Last Thursday we had our follow up appointment with the wound care doctor. It had been three weeks since we had first seen him. After an hour long wait we went back into the room. This time it was full of other patients (Amaya was the youngest, by several decades). Amaya got up on a bed to wait while the doctor saw the other patients. When the nurse came over she measured and photographed the heel again. She said it looked bigger to her, and in fact it measured at 3 cm in width and length. Last time it was at 2 cm. Its now going up the back of her heel. I wasn't sure what that meant. I let the nurse know that the heel seems to be more sensitive and painful for Amaya now. Amaya said her pain there is at a one or a two at times.
After about thirty minutes the doctor came back. He reviewed his notes from the last time he saw her. He said that it was "a stage two pressure wound" with fat atrophy. When he looked at her heel he said he wasn't concerned with the increased size of it. He said sometimes that's a sign of healing. He said that what had really bothered him last time was the texture of it. He said he could tell there was some healing, and he was quite happy with that. He said the area that has texture that he isn't happy with has decreased in diameter. He said it looked better, but that we were "definitely not out of the woods." He said that children's bodies do a great job of healing. He said it looked liked her body was responding to the foam and healing on its own. He said that she could wear the boot around the house and when she wasn't doing long distance walking.
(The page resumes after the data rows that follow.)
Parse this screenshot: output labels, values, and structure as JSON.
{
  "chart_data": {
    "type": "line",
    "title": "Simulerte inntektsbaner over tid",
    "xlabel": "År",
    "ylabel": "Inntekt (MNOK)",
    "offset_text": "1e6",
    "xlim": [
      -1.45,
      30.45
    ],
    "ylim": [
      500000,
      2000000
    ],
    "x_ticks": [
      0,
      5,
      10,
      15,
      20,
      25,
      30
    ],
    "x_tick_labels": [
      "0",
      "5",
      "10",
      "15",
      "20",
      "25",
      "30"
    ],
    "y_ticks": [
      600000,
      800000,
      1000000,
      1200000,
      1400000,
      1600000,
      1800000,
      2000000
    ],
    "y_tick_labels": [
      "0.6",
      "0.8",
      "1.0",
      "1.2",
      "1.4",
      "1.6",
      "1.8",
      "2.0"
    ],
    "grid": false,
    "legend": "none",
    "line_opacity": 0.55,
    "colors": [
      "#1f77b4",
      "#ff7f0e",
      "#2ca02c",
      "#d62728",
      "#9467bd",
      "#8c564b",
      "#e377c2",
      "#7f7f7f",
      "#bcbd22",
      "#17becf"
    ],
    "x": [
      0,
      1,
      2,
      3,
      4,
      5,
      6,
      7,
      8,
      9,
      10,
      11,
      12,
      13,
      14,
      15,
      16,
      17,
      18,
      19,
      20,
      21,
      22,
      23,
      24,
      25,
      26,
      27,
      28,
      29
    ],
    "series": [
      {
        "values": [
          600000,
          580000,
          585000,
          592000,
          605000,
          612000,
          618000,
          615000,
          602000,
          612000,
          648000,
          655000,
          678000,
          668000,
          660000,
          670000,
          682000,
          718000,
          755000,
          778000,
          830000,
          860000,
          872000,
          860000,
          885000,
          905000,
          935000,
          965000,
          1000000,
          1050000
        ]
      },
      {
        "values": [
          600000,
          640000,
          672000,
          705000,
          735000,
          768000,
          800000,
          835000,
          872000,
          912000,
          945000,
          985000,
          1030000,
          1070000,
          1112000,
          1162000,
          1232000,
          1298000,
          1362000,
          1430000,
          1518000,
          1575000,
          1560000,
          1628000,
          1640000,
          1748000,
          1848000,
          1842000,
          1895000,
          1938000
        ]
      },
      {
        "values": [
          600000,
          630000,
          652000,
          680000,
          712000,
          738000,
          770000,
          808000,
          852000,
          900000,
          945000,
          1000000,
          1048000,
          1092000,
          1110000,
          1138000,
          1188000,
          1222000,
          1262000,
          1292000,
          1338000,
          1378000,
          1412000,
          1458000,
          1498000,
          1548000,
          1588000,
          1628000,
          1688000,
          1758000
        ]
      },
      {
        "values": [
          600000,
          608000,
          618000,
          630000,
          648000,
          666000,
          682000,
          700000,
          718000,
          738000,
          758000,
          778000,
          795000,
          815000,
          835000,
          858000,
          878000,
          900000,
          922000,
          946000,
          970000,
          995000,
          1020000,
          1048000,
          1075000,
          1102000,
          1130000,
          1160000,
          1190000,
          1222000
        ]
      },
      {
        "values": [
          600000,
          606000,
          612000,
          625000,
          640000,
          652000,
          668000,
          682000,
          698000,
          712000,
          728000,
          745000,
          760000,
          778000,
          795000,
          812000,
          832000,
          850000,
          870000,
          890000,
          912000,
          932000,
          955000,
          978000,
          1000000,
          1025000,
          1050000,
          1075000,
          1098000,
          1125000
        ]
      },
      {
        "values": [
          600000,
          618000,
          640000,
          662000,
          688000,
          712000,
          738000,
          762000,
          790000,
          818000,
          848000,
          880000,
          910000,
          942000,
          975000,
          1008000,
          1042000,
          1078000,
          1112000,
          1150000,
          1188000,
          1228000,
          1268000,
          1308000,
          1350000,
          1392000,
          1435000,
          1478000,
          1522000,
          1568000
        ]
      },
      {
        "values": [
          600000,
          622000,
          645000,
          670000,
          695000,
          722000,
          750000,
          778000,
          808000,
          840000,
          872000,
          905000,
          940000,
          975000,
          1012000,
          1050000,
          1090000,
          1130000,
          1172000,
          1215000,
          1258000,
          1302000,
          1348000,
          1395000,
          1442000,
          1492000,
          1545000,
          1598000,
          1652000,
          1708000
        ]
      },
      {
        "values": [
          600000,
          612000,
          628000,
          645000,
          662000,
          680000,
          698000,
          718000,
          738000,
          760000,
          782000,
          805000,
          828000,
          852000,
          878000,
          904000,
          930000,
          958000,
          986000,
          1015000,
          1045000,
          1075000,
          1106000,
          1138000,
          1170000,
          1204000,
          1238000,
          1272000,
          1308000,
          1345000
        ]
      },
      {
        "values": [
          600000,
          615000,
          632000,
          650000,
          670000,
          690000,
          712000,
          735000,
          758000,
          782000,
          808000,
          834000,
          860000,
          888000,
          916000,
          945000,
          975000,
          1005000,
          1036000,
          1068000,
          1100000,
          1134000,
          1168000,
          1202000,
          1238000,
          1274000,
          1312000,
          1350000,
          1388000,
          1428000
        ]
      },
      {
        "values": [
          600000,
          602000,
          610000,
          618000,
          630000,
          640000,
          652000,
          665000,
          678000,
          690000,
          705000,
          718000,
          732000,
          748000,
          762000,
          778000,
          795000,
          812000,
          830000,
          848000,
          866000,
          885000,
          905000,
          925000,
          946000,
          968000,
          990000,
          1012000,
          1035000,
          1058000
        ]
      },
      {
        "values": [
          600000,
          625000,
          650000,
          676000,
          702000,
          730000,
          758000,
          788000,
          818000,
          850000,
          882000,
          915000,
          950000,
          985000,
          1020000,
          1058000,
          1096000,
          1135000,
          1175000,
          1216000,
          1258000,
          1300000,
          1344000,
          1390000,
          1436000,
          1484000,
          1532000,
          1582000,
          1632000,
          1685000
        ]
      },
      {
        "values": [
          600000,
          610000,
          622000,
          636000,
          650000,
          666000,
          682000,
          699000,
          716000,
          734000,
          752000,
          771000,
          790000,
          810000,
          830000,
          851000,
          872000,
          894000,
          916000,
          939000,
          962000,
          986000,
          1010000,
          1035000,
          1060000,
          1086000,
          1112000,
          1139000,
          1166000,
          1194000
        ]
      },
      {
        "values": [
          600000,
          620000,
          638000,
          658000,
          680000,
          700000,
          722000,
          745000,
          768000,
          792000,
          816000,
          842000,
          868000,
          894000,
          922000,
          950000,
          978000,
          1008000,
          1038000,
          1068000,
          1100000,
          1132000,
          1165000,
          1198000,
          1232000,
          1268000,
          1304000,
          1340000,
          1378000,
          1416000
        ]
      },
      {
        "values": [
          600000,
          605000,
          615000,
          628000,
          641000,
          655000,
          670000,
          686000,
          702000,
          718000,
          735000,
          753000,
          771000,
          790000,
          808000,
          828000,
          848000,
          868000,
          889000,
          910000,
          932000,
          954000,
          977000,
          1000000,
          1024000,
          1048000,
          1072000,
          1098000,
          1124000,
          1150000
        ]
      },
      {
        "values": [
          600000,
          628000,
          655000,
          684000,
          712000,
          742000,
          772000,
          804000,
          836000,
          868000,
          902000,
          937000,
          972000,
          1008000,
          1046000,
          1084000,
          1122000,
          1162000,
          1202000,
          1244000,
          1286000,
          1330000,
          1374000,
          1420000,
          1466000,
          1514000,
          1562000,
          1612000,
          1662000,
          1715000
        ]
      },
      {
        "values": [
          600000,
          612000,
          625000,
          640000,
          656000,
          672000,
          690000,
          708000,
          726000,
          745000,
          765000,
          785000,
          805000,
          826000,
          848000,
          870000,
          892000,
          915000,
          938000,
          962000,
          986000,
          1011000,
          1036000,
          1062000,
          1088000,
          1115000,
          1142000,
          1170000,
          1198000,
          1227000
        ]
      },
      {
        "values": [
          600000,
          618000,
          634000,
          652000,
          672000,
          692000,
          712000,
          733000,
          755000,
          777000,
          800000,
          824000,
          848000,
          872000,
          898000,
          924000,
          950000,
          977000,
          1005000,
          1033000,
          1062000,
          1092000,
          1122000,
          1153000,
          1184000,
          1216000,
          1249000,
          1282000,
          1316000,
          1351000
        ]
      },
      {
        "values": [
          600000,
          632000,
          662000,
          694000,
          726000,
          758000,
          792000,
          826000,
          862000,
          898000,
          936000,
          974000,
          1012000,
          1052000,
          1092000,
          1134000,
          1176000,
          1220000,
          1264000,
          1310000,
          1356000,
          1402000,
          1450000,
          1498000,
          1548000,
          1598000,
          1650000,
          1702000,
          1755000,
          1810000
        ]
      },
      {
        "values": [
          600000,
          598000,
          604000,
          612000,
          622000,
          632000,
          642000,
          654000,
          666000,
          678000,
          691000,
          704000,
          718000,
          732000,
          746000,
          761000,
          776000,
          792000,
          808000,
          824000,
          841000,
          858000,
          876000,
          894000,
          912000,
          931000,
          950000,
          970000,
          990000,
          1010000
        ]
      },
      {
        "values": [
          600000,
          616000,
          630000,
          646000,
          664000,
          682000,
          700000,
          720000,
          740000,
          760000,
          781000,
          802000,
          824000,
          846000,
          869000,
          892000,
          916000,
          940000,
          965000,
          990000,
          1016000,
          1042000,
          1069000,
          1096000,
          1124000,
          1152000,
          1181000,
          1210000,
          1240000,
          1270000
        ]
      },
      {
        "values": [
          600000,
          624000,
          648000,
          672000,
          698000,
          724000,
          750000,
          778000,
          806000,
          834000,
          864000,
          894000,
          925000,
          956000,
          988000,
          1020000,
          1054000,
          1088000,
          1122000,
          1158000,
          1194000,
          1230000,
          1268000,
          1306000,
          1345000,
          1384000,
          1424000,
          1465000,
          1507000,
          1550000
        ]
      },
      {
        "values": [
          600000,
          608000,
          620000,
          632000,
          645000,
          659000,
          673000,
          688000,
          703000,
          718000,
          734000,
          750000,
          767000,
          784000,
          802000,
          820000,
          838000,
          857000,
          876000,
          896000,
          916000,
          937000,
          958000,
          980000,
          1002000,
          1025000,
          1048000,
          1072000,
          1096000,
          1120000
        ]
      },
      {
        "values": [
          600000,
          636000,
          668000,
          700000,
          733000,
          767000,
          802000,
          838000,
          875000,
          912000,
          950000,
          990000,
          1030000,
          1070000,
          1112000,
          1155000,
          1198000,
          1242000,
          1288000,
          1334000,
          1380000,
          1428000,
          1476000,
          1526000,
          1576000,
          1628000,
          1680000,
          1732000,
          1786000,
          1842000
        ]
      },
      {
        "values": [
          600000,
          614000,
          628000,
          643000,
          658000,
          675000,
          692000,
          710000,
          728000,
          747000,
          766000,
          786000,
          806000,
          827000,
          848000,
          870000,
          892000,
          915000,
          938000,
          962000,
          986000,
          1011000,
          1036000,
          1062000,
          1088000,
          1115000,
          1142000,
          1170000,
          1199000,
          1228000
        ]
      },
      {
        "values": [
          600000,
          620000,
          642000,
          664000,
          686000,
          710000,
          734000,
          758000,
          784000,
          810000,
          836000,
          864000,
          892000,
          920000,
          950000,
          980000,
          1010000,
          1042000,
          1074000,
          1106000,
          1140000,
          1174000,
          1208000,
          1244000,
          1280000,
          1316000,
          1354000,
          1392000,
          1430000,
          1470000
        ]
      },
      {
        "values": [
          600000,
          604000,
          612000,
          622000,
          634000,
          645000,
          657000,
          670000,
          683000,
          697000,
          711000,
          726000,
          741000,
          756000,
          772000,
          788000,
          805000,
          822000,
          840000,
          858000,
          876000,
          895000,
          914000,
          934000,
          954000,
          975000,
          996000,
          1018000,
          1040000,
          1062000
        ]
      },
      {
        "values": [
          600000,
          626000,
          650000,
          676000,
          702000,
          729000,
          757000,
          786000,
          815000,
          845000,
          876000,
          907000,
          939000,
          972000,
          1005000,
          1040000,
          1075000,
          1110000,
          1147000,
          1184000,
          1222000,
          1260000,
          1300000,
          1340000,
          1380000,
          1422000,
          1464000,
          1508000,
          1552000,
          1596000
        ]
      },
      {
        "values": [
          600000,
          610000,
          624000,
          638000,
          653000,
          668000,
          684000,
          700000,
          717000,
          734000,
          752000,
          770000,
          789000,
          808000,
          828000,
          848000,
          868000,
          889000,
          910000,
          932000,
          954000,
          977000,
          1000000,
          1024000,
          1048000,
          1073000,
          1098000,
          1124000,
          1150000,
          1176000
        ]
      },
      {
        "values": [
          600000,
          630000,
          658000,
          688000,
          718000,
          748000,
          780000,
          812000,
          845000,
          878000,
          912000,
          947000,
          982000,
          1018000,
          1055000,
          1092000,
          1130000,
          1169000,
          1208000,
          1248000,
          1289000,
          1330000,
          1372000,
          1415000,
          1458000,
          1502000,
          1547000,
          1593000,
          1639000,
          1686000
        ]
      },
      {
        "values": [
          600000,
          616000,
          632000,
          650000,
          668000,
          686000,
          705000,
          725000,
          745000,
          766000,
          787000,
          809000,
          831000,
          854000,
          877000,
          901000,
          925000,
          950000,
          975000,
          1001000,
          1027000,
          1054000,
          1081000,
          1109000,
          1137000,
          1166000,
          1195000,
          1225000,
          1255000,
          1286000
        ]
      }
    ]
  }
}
Last time he told us she would have to wear it 24/7. As of today we are still waiting for the boot. I'll be making follow up calls in the morning to see if there are any updates on the boot. He said she should continue to wear the foam every day. They noticed that her heel was very dry and suggested that I start adding lotion to the area before I apply the foam. They gave me a new foam that's pink on one side and white on the other. They said that this foam wouldn't pull so much moisture from the area and dry it out. This foam doesn't seem to stay on her skin very long. The first day she wore it it came off three times.
Although the doctor was happy with the healing he saw he said that we should keep our appointment with the plastic surgeon (in a week and a half) to see what options he/she can give us. He did caution that because of where the bedsore is located that could be problematic for us. He wants to see Amaya back in four weeks to see if the healing has continued. At that point it would be eleven months since she first got her bedsore. He said that if the heel hasn't improved by then we might have to talk about restricting her movement. He didn't say what that would be. In my opinion that would be counterproductive to what we're doing at therapy, so I hope it doesn't get to that point. He wondered if she was modifying her walk because of her heel (pain and discomfort). She turns her foot inward and walks almost pigeon toed. It's one of the many unknowns we are working with.
Before we left the doctor asked me if I was happy with the surgery she had (the lengthening). If overall I was happy. I didn't hesitate to say yes. I'm very pleased with the care Dr. Nelson gave Amaya, how her hip has been corrected, and the length we achieved. The bedsore and the muscle atrophy aren't fun and a major hassle to deal with. But of all the complications we could be dealing with I can't really complain.